The Millennial Turning Point - Solar Activity and the Coming Cooling

When analyzing complex systems with multiple interacting variables it is useful to note the advice of Enrico Fermi who reportedly said “never make something more accurate than absolutely necessary”. My recent paper presented a simple heuristic approach to climate science which plausibly proposed that a Millennial Turning Point (MTP) and peak in solar activity was reached in 1991.
The empirical temperature data is clear. The previous millennial cycle temperature peak was  at about 990. ( see Fig 3 in the link below)  The recent temperature Millennial Turning Point was about 2003/4 ( Fig 4 in link  below ) which correlates with the solar millennial activity peak at 1991+/. The cycle is asymmetric with a 650 year +/- down-leg and a 350 +/- year up-leg. The suns magnetic field strength as reflected in its TSI will generally decline (modulated by other shorter term super-imposed solar activity cycles) until about 2650.  
The temperature increase since about 1650 is clearly chiefly due to the up- leg in the natural solar activity millennial cycle as shown by Lean 2018 "Estimating Solar Irradiance Since 850 AD" Fig 5
Fig1
Lean 2018 Fig 5.
This Lean figure shows an increase in TSI of about 2 W/m2 from the Maunder minimum to the 1991 activity peak . This TSI and solar magnetic field variation modulates the earths albedo via the GR flux and cloud cover.  From the difference between the upper and lower quintiles of Fig 4 (in link below) a handy rule of thumb a la Fermi would conveniently equate this to a Northern Hemisphere temperature millennial cycle amplitude of about 2 degrees C with that amount of cooling probable by 2,650+/-.


Fig 2
 The MTP in cloud cover was at about 2000.
Fig 3
 The decline in solar activity  (increase in neutron count ) since the 1991 solar activity MTP is seen in the Oulu neutron count.

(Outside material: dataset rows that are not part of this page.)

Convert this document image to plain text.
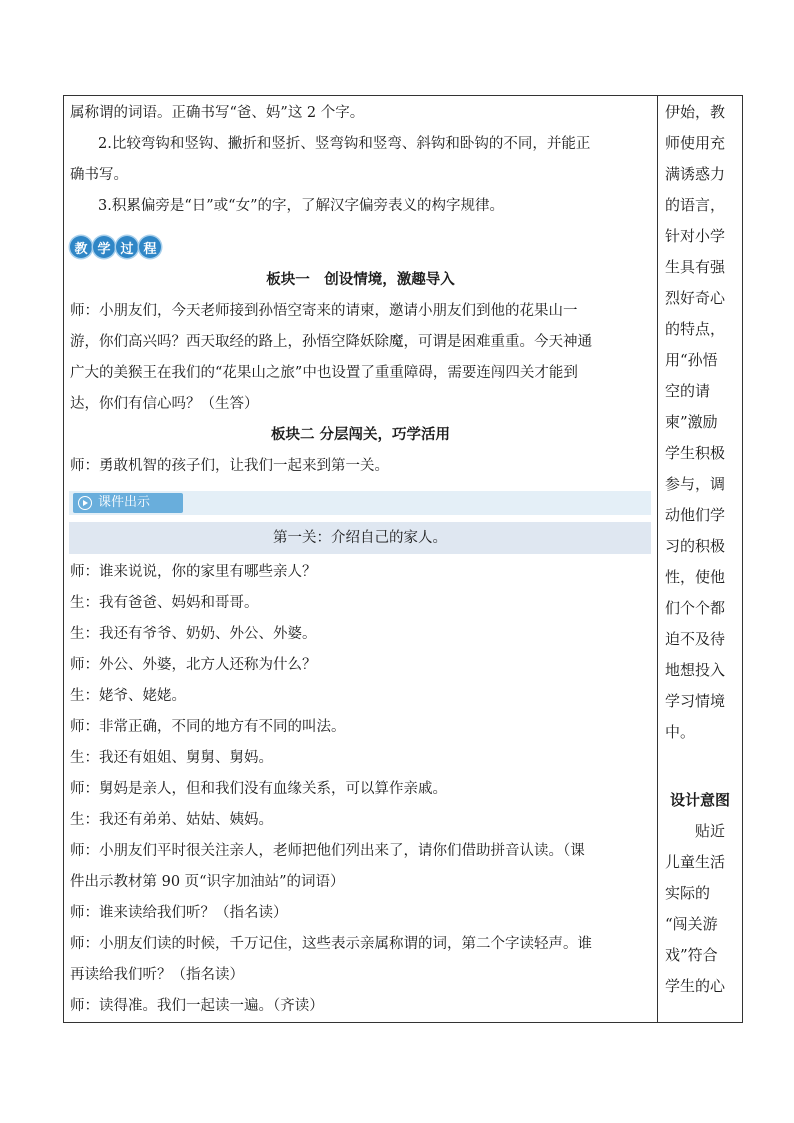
属称谓的词语。正确书写“爸、妈”这 2 个字。
2.比较弯钩和竖钩、撇折和竖折、竖弯钩和竖弯、斜钩和卧钩的不同，并能正
确书写。
3.积累偏旁是“日”或“女”的字，了解汉字偏旁表义的构字规律。
教 学 过 程
板块一　创设情境，激趣导入
师：小朋友们，今天老师接到孙悟空寄来的请柬，邀请小朋友们到他的花果山一
游，你们高兴吗？西天取经的路上，孙悟空降妖除魔，可谓是困难重重。今天神通
广大的美猴王在我们的“花果山之旅”中也设置了重重障碍，需要连闯四关才能到
达，你们有信心吗？（生答）
板块二 分层闯关，巧学活用
师：勇敢机智的孩子们，让我们一起来到第一关。
课件出示
第一关：介绍自己的家人。
师：谁来说说，你的家里有哪些亲人？
生：我有爸爸、妈妈和哥哥。
生：我还有爷爷、奶奶、外公、外婆。
师：外公、外婆，北方人还称为什么？
生：姥爷、姥姥。
师：非常正确，不同的地方有不同的叫法。
生：我还有姐姐、舅舅、舅妈。
师：舅妈是亲人，但和我们没有血缘关系，可以算作亲戚。
生：我还有弟弟、姑姑、姨妈。
师：小朋友们平时很关注亲人，老师把他们列出来了，请你们借助拼音认读。（课
件出示教材第 90 页“识字加油站”的词语）
师：谁来读给我们听？（指名读）
师：小朋友们读的时候，千万记住，这些表示亲属称谓的词，第二个字读轻声。谁
再读给我们听？（指名读）
师：读得准。我们一起读一遍。（齐读）
伊始，教
师使用充
满诱惑力
的语言，
针对小学
生具有强
烈好奇心
的特点，
用“孙悟
空的请
柬”激励
学生积极
参与，调
动他们学
习的积极
性，使他
们个个都
迫不及待
地想投入
学习情境
中。
设计意图
　　贴近
儿童生活
实际的
“闯关游
戏”符合
学生的心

Because of the thermal inertia of the oceans there is a varying lag between the solar activity MTP and the varying climate metrics. The temperature peak is about 2003/4 – lag is about 12 years. The arctic sea ice volume minimum was in 2012 +/-  lag = 21 years. . For the details see data, discussion, and forecasts in  Figs 3,4,5,10,11,and 12 in the links below.
See the Energy and Environment paper
The coming cooling: usefully accurate climate forecasting for policy makers.
http://journals.sagepub.com/doi/full/10.1177/0958305X16686488
and an earlier accessible blog version at
http://climatesense-norpag.blogspot.com/2017/02/the-coming-cooling-usefully-accurate_17.html          See also the discussion with Professor William Happer at
http://climatesense-norpag.blogspot.com/2018/02/exchange-with-professor-happer-princeton.html
The establishment’s dangerous global warming meme, the associated IPCC series of reports ,the entire UNFCCC circus, the recent hysterical IPCC SR1.5 proposals and Nordhaus' recent Nobel prize are founded on two basic errors in scientific judgement. First – the sample size is too small. Most IPCC model studies retrofit from the present back for only 100 – 150 years when the currently most important climate controlling, largest amplitude, solar activity cycle is millennial. This means that all climate model temperature outcomes are too hot and likely fall outside of the real future world. (See Kahneman -. Thinking Fast and Slow p 118) Second – the models make the fundamental scientific error of forecasting straight ahead beyond the Millennial Turning Point (MTP) and peak in solar activity which was reached in 1991.These errors are compounded by confirmation bias and academic consensus group think.